Mi amigo iba de regreso a México y por un tiempo estaría con sus papás, en su cuarto de la infancia. En su ‘casa’, me dijo. Y yo pensé, ¿será esta más su casa que su piso en España? ¿Será su casa sólo ya que desempaque las cuatro maletas con las que va a llegar? Una vez que ponga los posters en las paredes y los libros en las repisas, las memorias del año en que estuvo lejos de esa edificación y que lo hacen ahora él. Pensé también si mi pequeño departamento en Manhattan es mi casa, o si la razón por la extraño México todos los días es porque mi casa sigue allá.

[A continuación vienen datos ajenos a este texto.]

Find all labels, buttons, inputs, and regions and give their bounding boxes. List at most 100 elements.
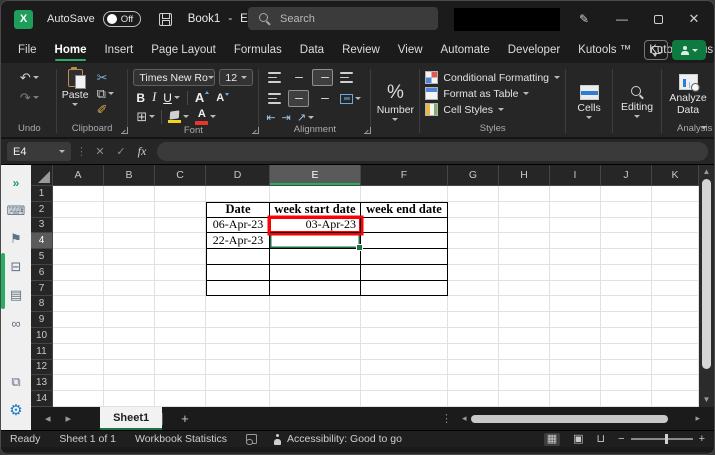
redo-button[interactable]: ↷ xyxy=(20,91,39,104)
cell-A10[interactable] xyxy=(53,328,104,344)
cell-C3[interactable] xyxy=(155,217,206,234)
grow-font-button[interactable]: A xyxy=(195,90,210,105)
cell-A13[interactable] xyxy=(53,375,104,392)
cell-J5[interactable] xyxy=(601,249,652,265)
cell-B14[interactable] xyxy=(104,391,155,407)
row-header-12[interactable]: 12 xyxy=(31,359,53,376)
cell-H2[interactable] xyxy=(499,201,550,218)
cell-G7[interactable] xyxy=(448,280,499,297)
column-header-G[interactable]: G xyxy=(448,165,499,185)
name-box[interactable]: E4 xyxy=(7,142,71,161)
format-as-table-button[interactable]: Format as Table xyxy=(425,87,560,100)
cell-H4[interactable] xyxy=(499,233,550,250)
cell-K10[interactable] xyxy=(652,328,699,344)
cell-K1[interactable] xyxy=(652,186,699,202)
column-header-A[interactable]: A xyxy=(53,165,104,185)
cell-F9[interactable] xyxy=(361,312,448,329)
row-header-3[interactable]: 3 xyxy=(31,217,53,234)
cell-F11[interactable] xyxy=(361,343,448,360)
cell-J2[interactable] xyxy=(601,201,652,218)
middle-align-button[interactable] xyxy=(288,69,309,86)
cell-J7[interactable] xyxy=(601,280,652,297)
cell-J13[interactable] xyxy=(601,375,652,392)
cell-G8[interactable] xyxy=(448,296,499,313)
normal-view-button[interactable]: ▦ xyxy=(543,432,561,446)
row-header-14[interactable]: 14 xyxy=(31,391,53,407)
cell-G14[interactable] xyxy=(448,391,499,407)
cell-B1[interactable] xyxy=(104,186,155,202)
cell-G2[interactable] xyxy=(448,201,499,218)
cell-F7[interactable] xyxy=(361,280,448,297)
row-header-9[interactable]: 9 xyxy=(31,312,53,329)
column-header-K[interactable]: K xyxy=(652,165,699,185)
cell-C9[interactable] xyxy=(155,312,206,329)
expand-pane-icon[interactable]: » xyxy=(1,169,31,197)
cell-D13[interactable] xyxy=(206,375,270,392)
cell-J8[interactable] xyxy=(601,296,652,313)
cell-I2[interactable] xyxy=(550,201,601,218)
undo-button[interactable]: ↶ xyxy=(20,71,39,84)
tab-data[interactable]: Data xyxy=(291,37,333,63)
cell-H13[interactable] xyxy=(499,375,550,392)
cell-I11[interactable] xyxy=(550,343,601,360)
cells-button[interactable]: Cells xyxy=(571,84,607,120)
cell-G13[interactable] xyxy=(448,375,499,392)
cell-J10[interactable] xyxy=(601,328,652,344)
cell-B3[interactable] xyxy=(104,217,155,234)
cell-G1[interactable] xyxy=(448,186,499,202)
pen-mode-icon[interactable]: ✎ xyxy=(567,1,601,37)
cell-K3[interactable] xyxy=(652,217,699,234)
cell-A6[interactable] xyxy=(53,264,104,281)
cell-C11[interactable] xyxy=(155,343,206,360)
cell-A1[interactable] xyxy=(53,186,104,202)
tab-file[interactable]: File xyxy=(9,37,46,63)
insert-function-button[interactable]: fx xyxy=(134,144,150,159)
align-right-button[interactable] xyxy=(312,90,333,107)
cell-K13[interactable] xyxy=(652,375,699,392)
cell-F12[interactable] xyxy=(361,359,448,376)
cell-G6[interactable] xyxy=(448,264,499,281)
enter-button[interactable]: ✓ xyxy=(113,145,129,158)
top-align-button[interactable] xyxy=(264,69,285,86)
cell-K5[interactable] xyxy=(652,249,699,265)
cell-F1[interactable] xyxy=(361,186,448,202)
cell-G3[interactable] xyxy=(448,217,499,234)
row-header-11[interactable]: 11 xyxy=(31,343,53,360)
cell-I12[interactable] xyxy=(550,359,601,376)
keyboard-pane-icon[interactable]: ⌨ xyxy=(1,197,31,225)
cell-A7[interactable] xyxy=(53,280,104,297)
cell-E9[interactable] xyxy=(270,312,361,329)
cell-G10[interactable] xyxy=(448,328,499,344)
search-box[interactable]: Search xyxy=(248,7,438,30)
cell-C4[interactable] xyxy=(155,233,206,250)
cell-I5[interactable] xyxy=(550,249,601,265)
cell-J1[interactable] xyxy=(601,186,652,202)
shrink-font-button[interactable]: A xyxy=(216,92,230,104)
cell-A4[interactable] xyxy=(53,233,104,250)
horizontal-scrollbar[interactable]: ◂ ▸ xyxy=(462,412,700,425)
column-header-D[interactable]: D xyxy=(206,165,270,185)
share-button[interactable] xyxy=(672,40,706,60)
column-header-B[interactable]: B xyxy=(104,165,155,185)
cell-G12[interactable] xyxy=(448,359,499,376)
editing-button[interactable]: Editing xyxy=(618,85,656,119)
cell-B11[interactable] xyxy=(104,343,155,360)
cell-K4[interactable] xyxy=(652,233,699,250)
cell-D4[interactable]: 22-Apr-23 xyxy=(206,233,270,250)
row-header-5[interactable]: 5 xyxy=(31,249,53,265)
tab-developer[interactable]: Developer xyxy=(499,37,569,63)
font-name-select[interactable]: Times New Ro xyxy=(133,69,216,86)
align-center-button[interactable] xyxy=(288,90,310,107)
row-header-2[interactable]: 2 xyxy=(31,201,53,218)
cell-K12[interactable] xyxy=(652,359,699,376)
cell-I6[interactable] xyxy=(550,264,601,281)
cut-button[interactable]: ✂ xyxy=(97,71,114,84)
cell-H12[interactable] xyxy=(499,359,550,376)
cell-I8[interactable] xyxy=(550,296,601,313)
workbook-statistics-button[interactable]: Workbook Statistics xyxy=(135,433,227,445)
cell-B13[interactable] xyxy=(104,375,155,392)
cell-J4[interactable] xyxy=(601,233,652,250)
cell-E1[interactable] xyxy=(270,186,361,202)
cell-E7[interactable] xyxy=(270,280,361,297)
cell-C1[interactable] xyxy=(155,186,206,202)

Al final creo que “casa” es el espacio que te almacena, como una colección de memorias, de pensamientos, de costumbres y rituales, por cualquier duración de tiempo, en cualquier lugar. A veces el edificio se convierte en parte de la casa, por ejemplo cuando con los ojos cerrados puedes caminar al baño en la mañana sin tropezar, porque el edificio ya es parte de tus memorias, a veces el edificio no es parte de la casa. A veces es la maleta, a veces es una persona, a veces un conjunto de personas, a veces es una ciudad, a veces son los muebles, cualquiera que sea el conjunto de cosas que te almacenan, que te recuerda entre olores, sonidos y texturas quién eres tú, eso es tu casa.